Boal favours the ‘invasion’ of the stage also because it combats alienation. Alienation is here seen as a reduction to a status of less than fully human – an object, a state Friere too attempted to combat. The traditional spectator is alienated such that they delegate the power to act to other people. TO ‘humanizes’ the spectator by restoring their capacity for action in all its fullness; it restores the spectator to equality with the actor, rather than treating them as a passive receiver of an imposed, finished worldview. The invasion of the aesthetic space symbolizes structural trespassing, or seizure of power, needed to challenge oppression in other spheres. In other words, the split between powerful actor/director and powerless, passive spectator instantiates the broader split between powerful and powerless.
A philosophically crucial aspect of TO lies beyond the performance itself. Sessions often start with games and bodywork. Such activities are seen as creating a kind of communion, and existence as a group.
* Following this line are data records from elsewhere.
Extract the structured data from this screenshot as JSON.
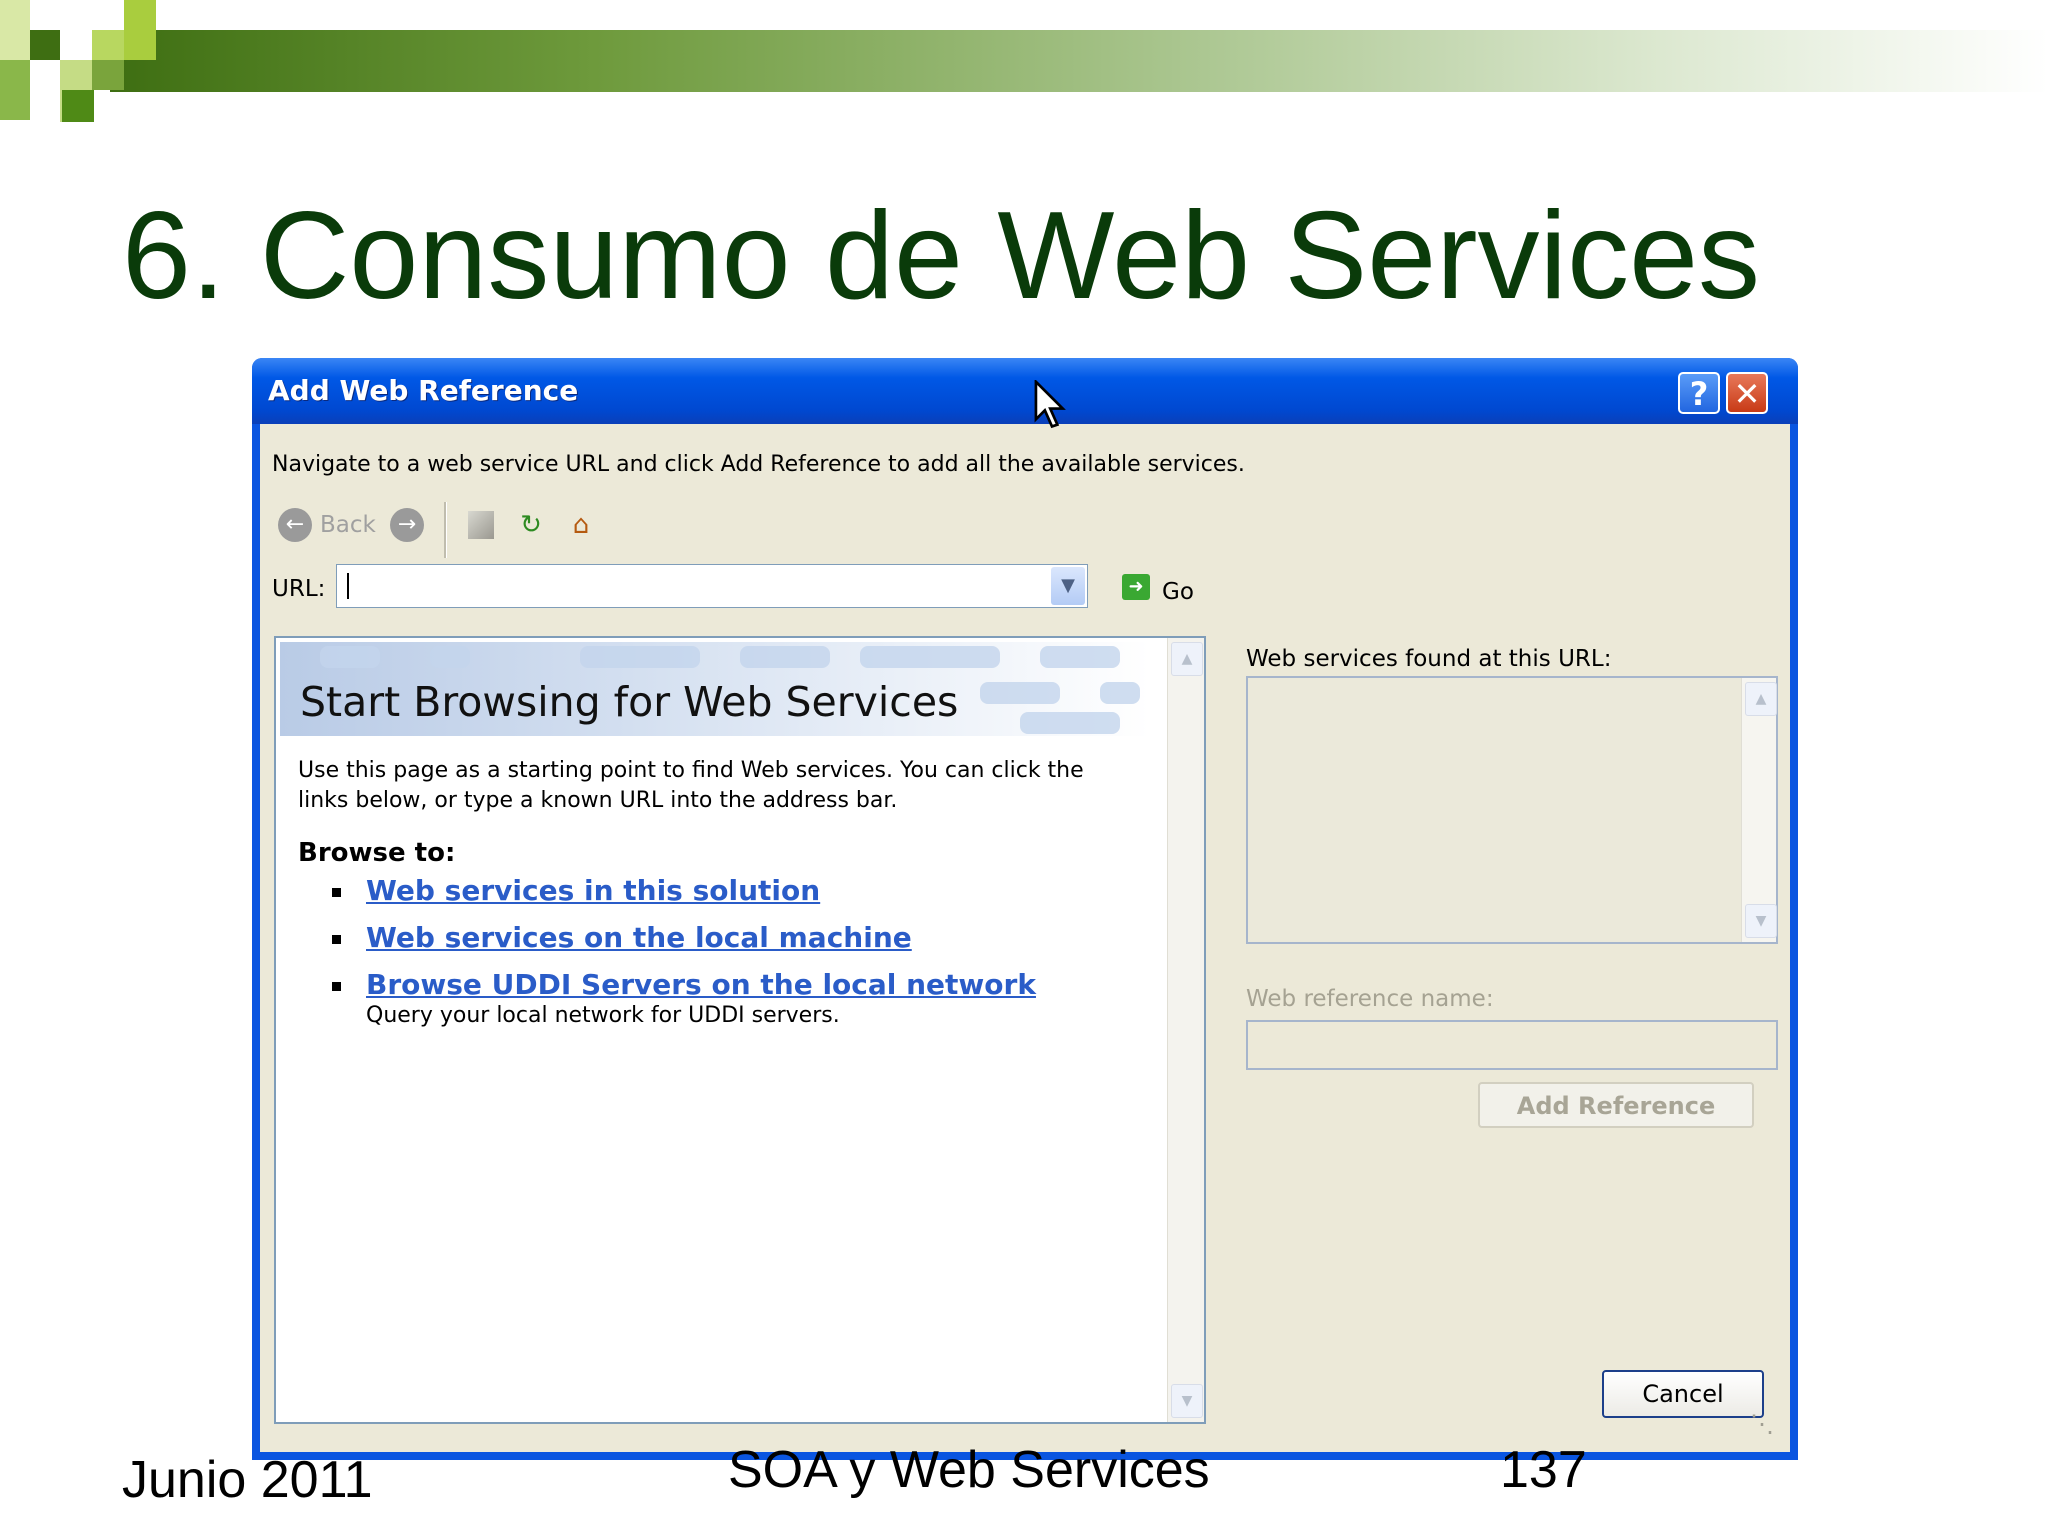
{
  "slide": {
    "title": "6. Consumo de Web Services",
    "footer_date": "Junio 2011",
    "footer_center": "SOA y Web Services",
    "footer_page": "137"
  },
  "dialog": {
    "title": "Add Web Reference",
    "help_label": "?",
    "close_label": "✕",
    "instruction": "Navigate to a web service URL and click Add Reference to add all the available services.",
    "toolbar": {
      "back_label": "Back",
      "back_icon": "back-arrow-icon",
      "forward_icon": "forward-arrow-icon",
      "stop_icon": "stop-page-icon",
      "refresh_icon": "refresh-icon",
      "home_icon": "home-icon"
    },
    "url": {
      "label": "URL:",
      "value": "",
      "go_label": "Go"
    },
    "browser": {
      "heading": "Start Browsing for Web Services",
      "intro": "Use this page as a starting point to find Web services. You can click the links below, or type a known URL into the address bar.",
      "browse_to": "Browse to:",
      "links": [
        {
          "text": "Web services in this solution"
        },
        {
          "text": "Web services on the local machine"
        },
        {
          "text": "Browse UDDI Servers on the local network",
          "sub": "Query your local network for UDDI servers."
        }
      ]
    },
    "found": {
      "label": "Web services found at this URL:",
      "items": []
    },
    "ref_name": {
      "label": "Web reference name:",
      "value": ""
    },
    "add_reference_label": "Add Reference",
    "cancel_label": "Cancel"
  },
  "colors": {
    "title_green": "#0a3b0a",
    "titlebar_blue": "#0058e6",
    "dialog_face": "#ece9d8",
    "link_blue": "#2a5cc8"
  }
}
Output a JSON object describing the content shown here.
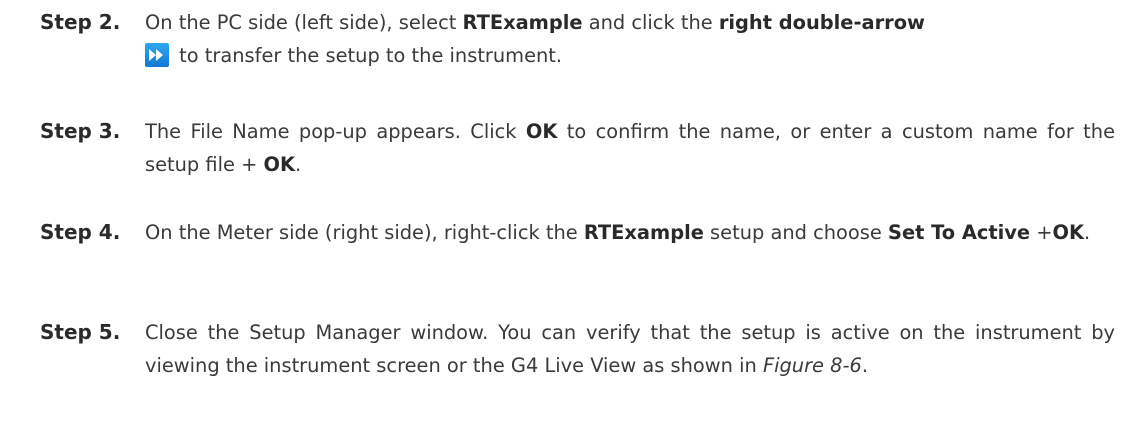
{
  "steps": [
    {
      "label": "Step 2.",
      "t1": "On the PC side (left side), select ",
      "b1": "RTExample",
      "t2": " and click the ",
      "b2": "right double-arrow",
      "icon": "fast-forward-icon",
      "t3": " to transfer the setup to the instrument."
    },
    {
      "label": "Step 3.",
      "t1": "The File Name pop-up appears. Click ",
      "b1": "OK",
      "t2": " to confirm the name, or enter a custom name for the setup file + ",
      "b2": "OK",
      "t3": "."
    },
    {
      "label": "Step 4.",
      "t1": "On the Meter side (right side), right-click the ",
      "b1": "RTExample",
      "t2": " setup and choose ",
      "b2": "Set To Active",
      "t3": " +",
      "b3": "OK",
      "t4": "."
    },
    {
      "label": "Step 5.",
      "t1": "Close the Setup Manager window. You can verify that the setup is active on the instrument by viewing the instrument screen or the G4 Live View as shown in ",
      "i1": "Figure 8-6",
      "t2": "."
    }
  ],
  "colors": {
    "text": "#3a3a3a",
    "icon_blue": "#1e90e6"
  }
}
Their function is to destroy what Boal calls ‘muscular alienation’, and to perform a ‘de-mechanisation of the body’. In the course of work and everyday life, people adopt certain habitual bodily postures and comfort in the repetition of certain acts. People’s bodies get mechanized, often producing mindless, muscle-memory responses to stimuli. They can’t act creatively, because they always revert to the constrained gestures of the constricted body.
Boal exemplifies this idea in relation to work – the repetition of particular postures during physical labour as workers in factories, mines and farms; someone who works at a computer spending significant durations sitting, with eyes facing the screen and hands on the keyboard; someone whose job involves sorting things or filling forms; a retail employee, perhaps allowed more mobility, but expected to keep up appearances of pleasantry; a woman running a household, with an unchanged schedule and list of chores to complete everyday. People might also get bodily structures from family life, consumption patterns or recurring emotional states.
There is also a crucial sensory equivalent to this kind of muscular rigidity. People filter reality in line with particular culturally relevant assumptions. They make habitual settings seem orderly. And orderly settings as right. For instance, people raised in cities can process urban stimuli, but not usually those of a forest. On the other hand, someone who has always lived in a forest will find it more orderly than a city. Such filters can act in similarly to bodily rigidities, predisposing people to see, hear and perceive in particular biased ways- an impediment to democratic dialogue, co-creation and creative thinking that forum theatre seeks to address.
Paulo Friere and Augusto Boal’s pedagogical partnership left behind some enduring lessons for future political thinkers, social activists and development professionals- in their unwavering faith in all people, regardless of their unique power positioning (or lack thereof), as intellectual beings capable of creation & recreation, action & reflection; in their placing of the oppressed at the leading end on the road to liberation; in them continually rejecting singular finished world views, as opposed to ever-evolving collective ones; and in their undying commitment to embracing the possibility of positive change.